The current systems for food production, transportation, and storage involves a lot of waste—including food waste and resource waste. How can technology make a difference in these systems to reduce waste in all its forms? It’s a question worth answering and a problem worth solving, because in the U.S. alone, food waste is estimated by the USDA to be 30-40% of the food supply.

The USDA estimates that a 31% rate of food loss at the retail and consumer levels equals about 133 billion pounds of food, valued at $161 billion. Imagine all the inputs that went into the production, transportation, preparation, storage, and disposal of that discarded food. If governments, industries, and citizens truly want to increase their sustainability, they ought to look no further than cutting down on waste in the agriculture and food supply chain.

Michael Abramov, CEO of Keylabs, Keymakr’s SaaS platform, says the transportation of food across long distances requires significant energy, predominantly derived from fossil fuels, and this contributes to high energy consumption and greenhouse gas emissions. “During transportation, perishable foods are exposed to temperature fluctuations, humidity changes, and physical damage, leading to spoilage and waste,” he says. “This not only exacerbates food scarcity but also contributes to environmental pollution and resource wastage.”

Implementing sustainable technologies in agriculture and food production is essential for mitigating this problem and minimizing waste and energy use. Abramov lists precision agriculture, smart irrigation, waste reduction and resource recovery, and digital technologies and data analytics as categories in which technology is beginning to make a huge difference.

“Remote sensing and aerial imagery […] provide high-resolution data on crop health, soil moisture, and nutrient levels, allowing farmers to identify problem areas and optimize the application of fertilizers, pesticides, and water, thus reducing waste and energy use,” Abramov explains.

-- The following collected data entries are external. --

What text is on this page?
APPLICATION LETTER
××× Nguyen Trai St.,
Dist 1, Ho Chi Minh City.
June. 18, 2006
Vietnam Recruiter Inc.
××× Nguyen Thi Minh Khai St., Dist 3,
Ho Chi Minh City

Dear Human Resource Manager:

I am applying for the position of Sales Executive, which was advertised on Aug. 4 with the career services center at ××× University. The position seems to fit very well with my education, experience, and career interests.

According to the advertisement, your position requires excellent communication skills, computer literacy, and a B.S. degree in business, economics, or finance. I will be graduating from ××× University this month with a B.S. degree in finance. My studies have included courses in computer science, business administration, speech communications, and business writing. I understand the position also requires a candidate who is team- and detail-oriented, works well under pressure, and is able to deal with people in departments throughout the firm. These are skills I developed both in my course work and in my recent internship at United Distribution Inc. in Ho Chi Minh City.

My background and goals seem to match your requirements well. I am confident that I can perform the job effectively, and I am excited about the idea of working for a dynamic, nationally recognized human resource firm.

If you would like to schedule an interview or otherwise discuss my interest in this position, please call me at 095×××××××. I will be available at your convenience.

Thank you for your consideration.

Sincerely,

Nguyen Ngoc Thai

He also lists drones, autonomous vehicles, and VRT (variable rate technology) systems, which collect and leverage realtime data to reduce waste, within the precision ag umbrella.

Within smart irrigation, Abramov highlights soil moisture sensors, which can reduce not only water waste but also energy consumption associated with irrigation, and weather-based irrigation scheduling, a technology that leverages weather data and crop water requirements to minimize water and energy use.

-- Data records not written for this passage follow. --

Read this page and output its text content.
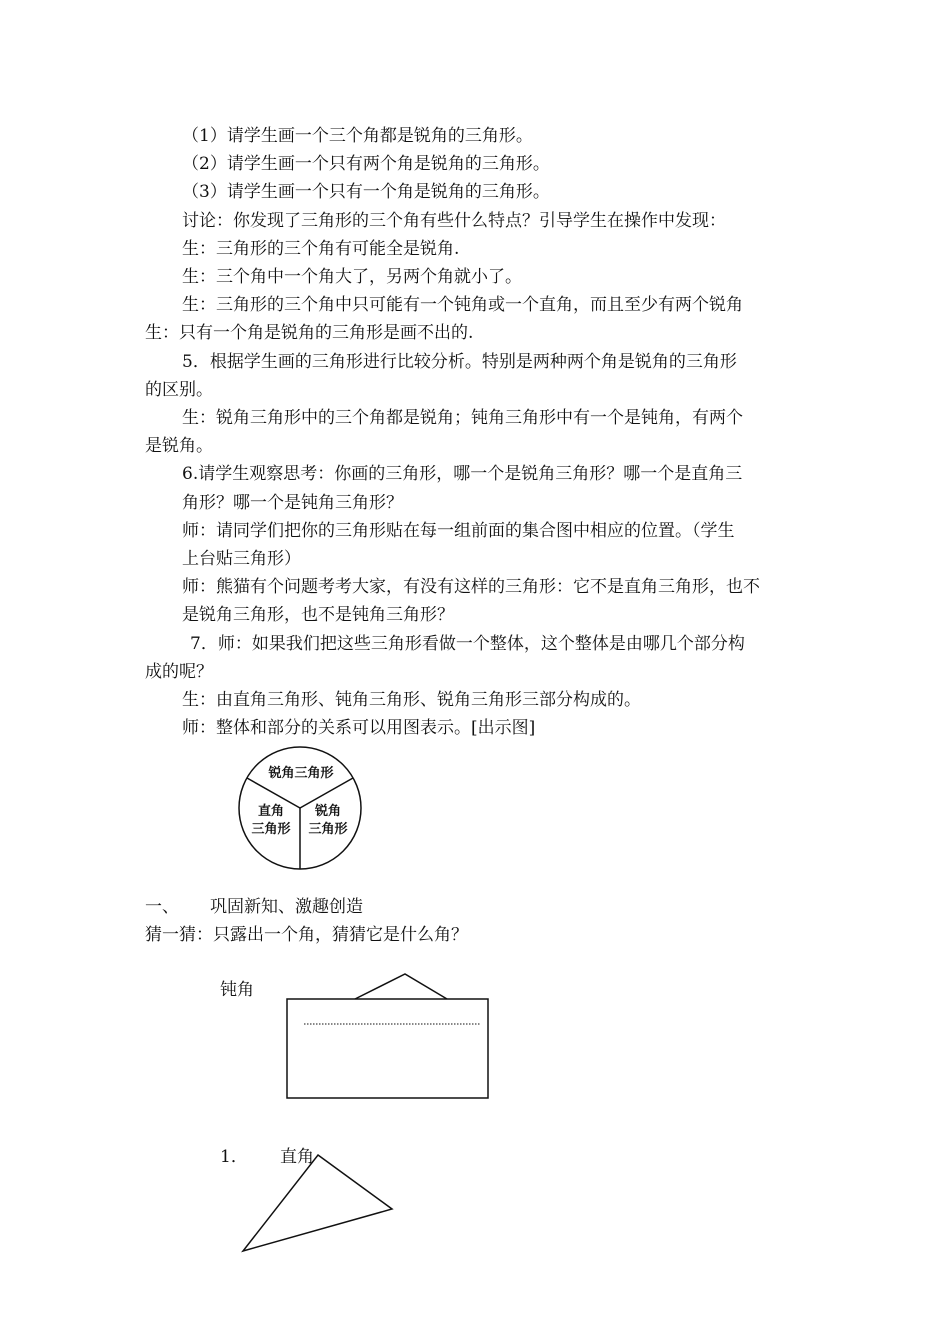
（1）请学生画一个三个角都是锐角的三角形。
（2）请学生画一个只有两个角是锐角的三角形。
（3）请学生画一个只有一个角是锐角的三角形。
讨论：你发现了三角形的三个角有些什么特点？引导学生在操作中发现：
生：三角形的三个角有可能全是锐角.
生：三个角中一个角大了，另两个角就小了。
生：三角形的三个角中只可能有一个钝角或一个直角，而且至少有两个锐角
生：只有一个角是锐角的三角形是画不出的.
5．根据学生画的三角形进行比较分析。特别是两种两个角是锐角的三角形
的区别。
生：锐角三角形中的三个角都是锐角；钝角三角形中有一个是钝角，有两个
是锐角。
6.请学生观察思考：你画的三角形，哪一个是锐角三角形？哪一个是直角三
角形？哪一个是钝角三角形？
师：请同学们把你的三角形贴在每一组前面的集合图中相应的位置。（学生
上台贴三角形）
师：熊猫有个问题考考大家，有没有这样的三角形：它不是直角三角形，也不
是锐角三角形，也不是钝角三角形？
7．师：如果我们把这些三角形看做一个整体，这个整体是由哪几个部分构
成的呢？
生：由直角三角形、钝角三角形、锐角三角形三部分构成的。
师：整体和部分的关系可以用图表示。[出示图]
锐角三角形
直角
三角形
锐角
三角形
一、 巩固新知、激趣创造
猜一猜：只露出一个角，猜猜它是什么角？
钝角
1． 直角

“Blockchain and traceability solutions […] enable transparency and traceability throughout the food supply chain, reducing food waste by improving inventory management and allowing for better decisionmaking,” he adds. “(And) AI (artificial intelligence) algorithms can analyze vast amounts of data, identifying trends and patterns to optimize resource allocation, waste management, and energy consumption in agriculture and food production.”

The process toward a smarter, more connected food system is already underway, but it will take significant investment and time before these technologies can fully revolutionize the industry. In the future, with the help of technology, hopefully the percentage of food wasted will be much lower than the current 30-40%.